Mit dem Aufkommen neuer Internetportale für Millenials tritt das Thema „Native Advertising“ für Medienmacher wieder in den Vordergrund. Journalistische Angebote wie „bento“ oder „ze.tt“ versprechen nicht nur innovative Inhalte, sondern erproben auch die Nutzung neuer Werbeformate. Weil viele Nutzer inzwischen auf sogenannte Ad-Blocker zurückgreifen, verlieren Werbebanner, Pop-ups und Co. ihre Attraktivität als Werbemittel für Unternehmen. Native Advertising scheint für immer mehr Verlage die Lösung zu sein, um digital Umsätze zu erzielen. Der Leser darf dabei aber nicht außer Acht gelassen werden.
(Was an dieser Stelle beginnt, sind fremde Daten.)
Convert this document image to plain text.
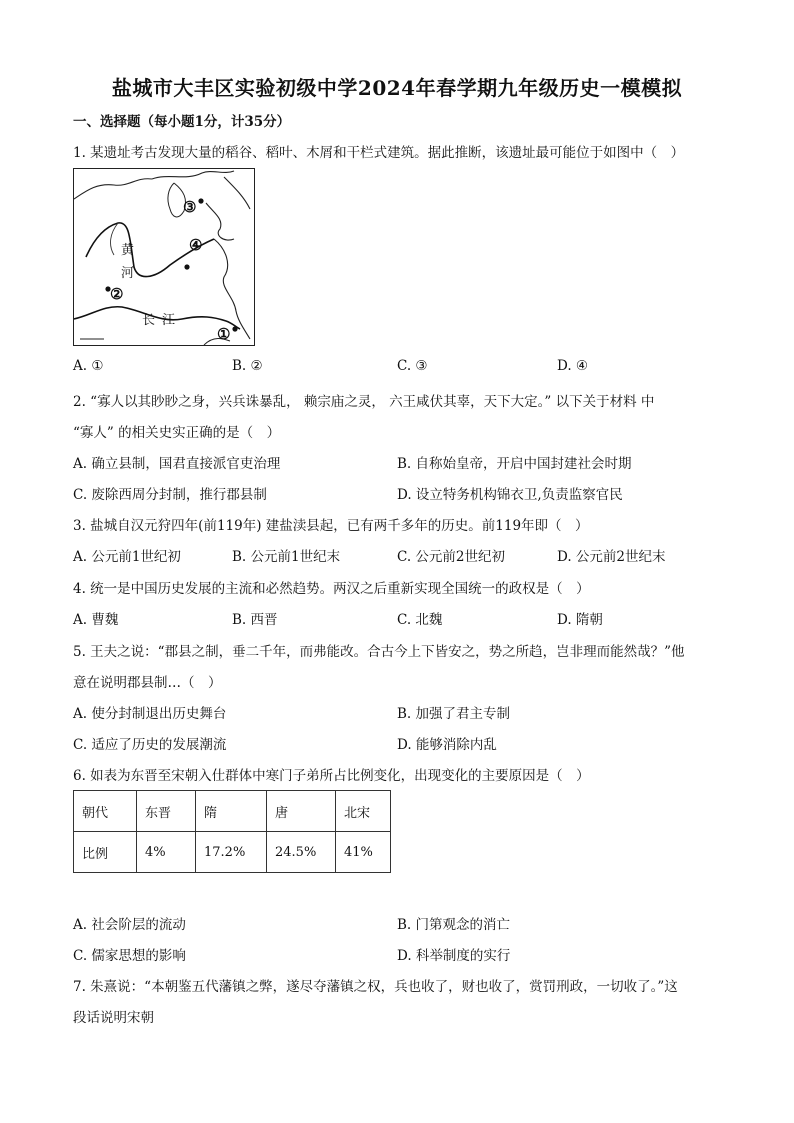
盐城市大丰区实验初级中学2024年春学期九年级历史一模模拟
一、选择题（每小题1分，计35分）
1. 某遗址考古发现大量的稻谷、稻叶、木屑和干栏式建筑。据此推断，该遗址最可能位于如图中（　）
黄
河
长 江
③
④
②
①
A. ①	B. ②	C. ③	D. ④
2. “寡人以其眇眇之身，兴兵诛暴乱， 赖宗庙之灵， 六王咸伏其辜，天下大定。” 以下关于材料 中
“寡人” 的相关史实正确的是（　）
A. 确立县制，国君直接派官吏治理	B. 自称始皇帝，开启中国封建社会时期
C. 废除西周分封制，推行郡县制	D. 设立特务机构锦衣卫,负责监察官民
3. 盐城自汉元狩四年(前119年) 建盐渎县起，已有两千多年的历史。前119年即（　）
A. 公元前1世纪初	B. 公元前1世纪末	C. 公元前2世纪初	D. 公元前2世纪末
4. 统一是中国历史发展的主流和必然趋势。两汉之后重新实现全国统一的政权是（　）
A. 曹魏	B. 西晋	C. 北魏	D. 隋朝
5. 王夫之说：“郡县之制，垂二千年，而弗能改。合古今上下皆安之，势之所趋，岂非理而能然哉？”他
意在说明郡县制…（　）
A. 使分封制退出历史舞台	B. 加强了君主专制
C. 适应了历史的发展潮流	D. 能够消除内乱
6. 如表为东晋至宋朝入仕群体中寒门子弟所占比例变化，出现变化的主要原因是（　）
朝代	东晋	隋	唐	北宋
比例	4%	17.2%	24.5%	41%
A. 社会阶层的流动	B. 门第观念的消亡
C. 儒家思想的影响	D. 科举制度的实行
7. 朱熹说：“本朝鉴五代藩镇之弊，遂尽夺藩镇之权，兵也收了，财也收了，赏罚刑政，一切收了。”这
段话说明宋朝
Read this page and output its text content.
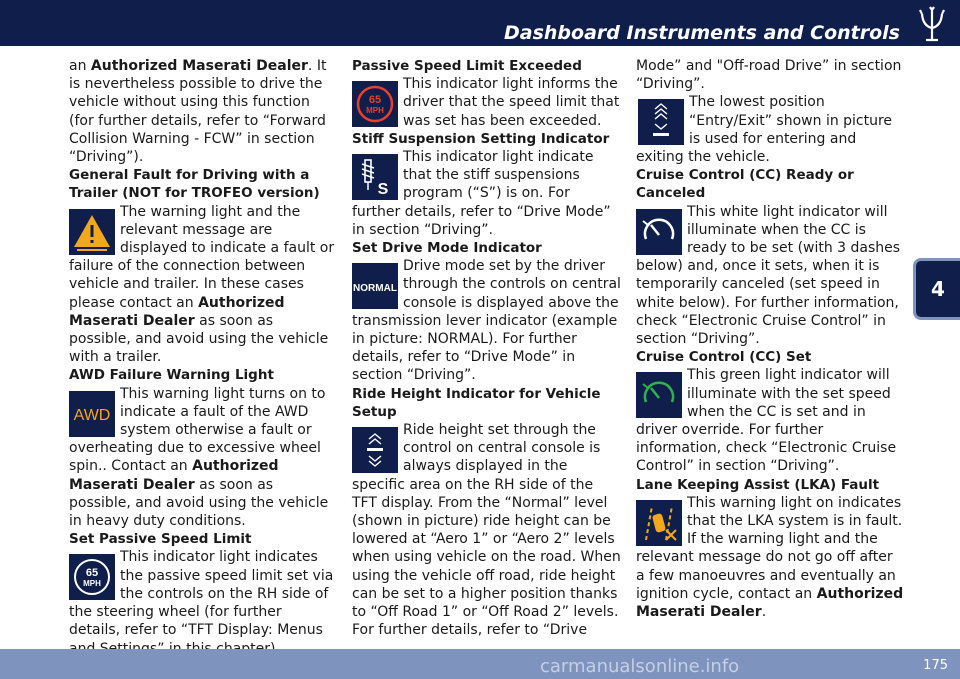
Dashboard Instruments and Controls
4

an Authorized Maserati Dealer. It is nevertheless possible to drive the vehicle without using this function (for further details, refer to “Forward Collision Warning - FCW” in section “Driving”).

General Fault for Driving with a Trailer (NOT for TROFEO version)

The warning light and the relevant message are displayed to indicate a fault or failure of the connection between vehicle and trailer. In these cases please contact an Authorized Maserati Dealer as soon as possible, and avoid using the vehicle with a trailer.

AWD Failure Warning Light

AWD

This warning light turns on to indicate a fault of the AWD system otherwise a fault or overheating due to excessive wheel spin.. Contact an Authorized Maserati Dealer as soon as possible, and avoid using the vehicle in heavy duty conditions.

Set Passive Speed Limit

65
MPH

This indicator light indicates the passive speed limit set via the controls on the RH side of the steering wheel (for further details, refer to “TFT Display: Menus

Passive Speed Limit Exceeded

65
MPH

This indicator light informs the driver that the speed limit that was set has been exceeded.

Stiff Suspension Setting Indicator

S

This indicator light indicate that the stiff suspensions program (“S”) is on. For further details, refer to “Drive Mode” in section “Driving”.

Set Drive Mode Indicator

NORMAL

Drive mode set by the driver through the controls on central console is displayed above the transmission lever indicator (example in picture: NORMAL). For further details, refer to “Drive Mode” in section “Driving”.

Ride Height Indicator for Vehicle Setup

Ride height set through the control on central console is always displayed in the specific area on the RH side of the TFT display. From the “Normal” level (shown in picture) ride height can be lowered at “Aero 1” or “Aero 2” levels when using vehicle on the road. When using the vehicle off road, ride height can be set to a higher position thanks to “Off Road 1” or “Off Road 2” levels. For further details, refer to “Drive

Mode” and "Off-road Drive” in section “Driving”.

The lowest position “Entry/Exit” shown in picture is used for entering and exiting the vehicle.

Cruise Control (CC) Ready or Canceled

This white light indicator will illuminate when the CC is ready to be set (with 3 dashes below) and, once it sets, when it is temporarily canceled (set speed in white below). For further information, check “Electronic Cruise Control” in section “Driving”.

Cruise Control (CC) Set

This green light indicator will illuminate with the set speed when the CC is set and in driver override. For further information, check “Electronic Cruise Control” in section “Driving”.

Lane Keeping Assist (LKA) Fault

This warning light on indicates that the LKA system is in fault. If the warning light and the relevant message do not go off after a few manoeuvres and eventually an ignition cycle, contact an Authorized Maserati Dealer.

carmanualsonline.info	175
Seit dem Aufkommen der ersten Native Ads spaltet diese Werbeform die Medienwelt: Kritiker sahen und sehen in Native Ads, zu Deutsch „native Werbung“, vor allem eine Täuschung der Leser. Denn das Hauptmerkmal einer Native Ad ist, dass sie sich dem Aussehen und dem (Lese-)Gefühl der journalistischen Angebote eines Onlinemediums anpasst. Sie soll dabei vor allem einen Mehrwert für den Leser liefern – denn einen plumpen Artikel darüber, wie toll ein Produkt ist, werden die Wenigsten anklicken. Das käme der Verschriftlichung von Bannerwerbung gleich.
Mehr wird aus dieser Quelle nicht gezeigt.